2. Whether on the facts and in the circumstances of the case, The Income Tax Appellate Tribunal was legally justified in holding that the assessee was entitled to the allowance of development rebate at the higher rate of 35% u/s.33(1)(b)(B)(i)(a) of the Income Tax Act?"

Briefly stated, the facts giving rise to the present reference are as follows:-

The respondent assessee is a company engaged in manufacture of plastic goods and certain machinery parts for the use by sister concerns. The matter relates to the Assessment Year 1970-71, relevant accounting year ending on 20th June 1969. In the income tax return and during the assessment proceedings, the respondent assessee claimed deduction under Section 80-I read with section 80-B(7) of the Act in respect of its profits and rebate at the higher rate of 35% under Section 33(1)(B)(i)(a) of the Act for the plant and machinery used for the manufacture of plastic. The respondent assessee explained to the Income Tax Officer the circumstances under which he was entitled to claim deduction and higher rate of development rebate, which the Income Tax Officer did not accept as the respondent assessee utilized the raw materials which were petro-chemicals.  According to him, the assessee neither manufactured any petro chemical products from the petroleum base nor any corresponding synthetic product from hydro carbons or other raw materials noted in item 18 of VI Schedule to the Act. He, therefore, concluded that the assessee was not engaged in priority industry. The Income Tax Officer further held that the assessee had not maintained any separate account of manufacture of machinery parts for the use by sister concerns and its claim was not verifiable. In appeal though the respondent assessee reiterated the aforesaid contentions, the Appellate Assistant Commissioner upheld the order of the Income Tax Officer. The respondent assessee went up in appeal before the Tribunal. Inviting the attention of the Tribunal to its explanation, extract from Hackh's Chemical dictionary, the opinion of Dr. G.N.Mathur, a decision of ''D' Bench Bombay in the case of Nirlon Synthetic Fibres and Chemicals Ltd. Bombay and the opinion of Shri Palkivala, the assessee urged that it was engaged in priority industry. The Revenue, however, justified the orders of Income Tax authorities. The Tribunal accepted the submissions made on behalf of the respondent assessee and held that the respondent assessee was entitled to deductions under Section 80-I and 33(1)(h)(B)(i)(a) of the Act.

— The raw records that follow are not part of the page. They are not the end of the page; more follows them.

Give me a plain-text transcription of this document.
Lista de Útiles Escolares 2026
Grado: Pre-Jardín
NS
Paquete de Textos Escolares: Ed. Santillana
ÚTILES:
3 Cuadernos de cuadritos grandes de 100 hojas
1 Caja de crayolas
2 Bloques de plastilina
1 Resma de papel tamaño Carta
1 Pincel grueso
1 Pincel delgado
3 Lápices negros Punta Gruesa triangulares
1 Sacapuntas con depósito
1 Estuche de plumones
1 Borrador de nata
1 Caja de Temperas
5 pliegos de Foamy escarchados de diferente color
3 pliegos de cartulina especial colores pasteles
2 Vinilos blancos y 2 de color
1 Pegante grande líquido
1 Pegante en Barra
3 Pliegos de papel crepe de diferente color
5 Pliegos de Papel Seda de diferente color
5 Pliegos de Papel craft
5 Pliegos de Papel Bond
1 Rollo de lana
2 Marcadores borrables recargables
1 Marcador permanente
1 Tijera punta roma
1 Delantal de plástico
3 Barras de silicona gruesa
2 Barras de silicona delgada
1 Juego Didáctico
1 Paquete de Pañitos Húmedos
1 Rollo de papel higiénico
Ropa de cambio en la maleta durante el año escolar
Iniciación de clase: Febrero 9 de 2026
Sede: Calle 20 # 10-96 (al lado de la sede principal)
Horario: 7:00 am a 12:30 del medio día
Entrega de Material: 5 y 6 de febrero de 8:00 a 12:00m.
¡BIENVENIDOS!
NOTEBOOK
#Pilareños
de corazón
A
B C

We have heard Sri A.N.Mahajan, the learned counsel for the Revenue and Sri V.K.Upadhaya, the learned counsel appearing for the respondent assessee.

The question as to whether the plastic manufactured by the respondent assessee was petro chemical or not has been considered by the Apex Court in the case of J.K.Synthetics Ltd. v. Commissioner of Income Tax, (1981) 130 ITR 23 and Commissioner of Income Tax v. Nirlon Synthetic Fibres & Chemicals Ltd. (1981) 130 ITR 14 and it was held that the plastic manufactured by the assessee was petro chemical within the meaning of Item No.18 of the Sixth Schedule and was entitled to relief  under Section 80-I read with Section 80-B(7) of the Act and also the development rebate.

Respectfully following the aforesaid decision, we answer both the questions in the affirmative in favour of the respondent assessee and against the Revenue. However, there shall be no order as to costs.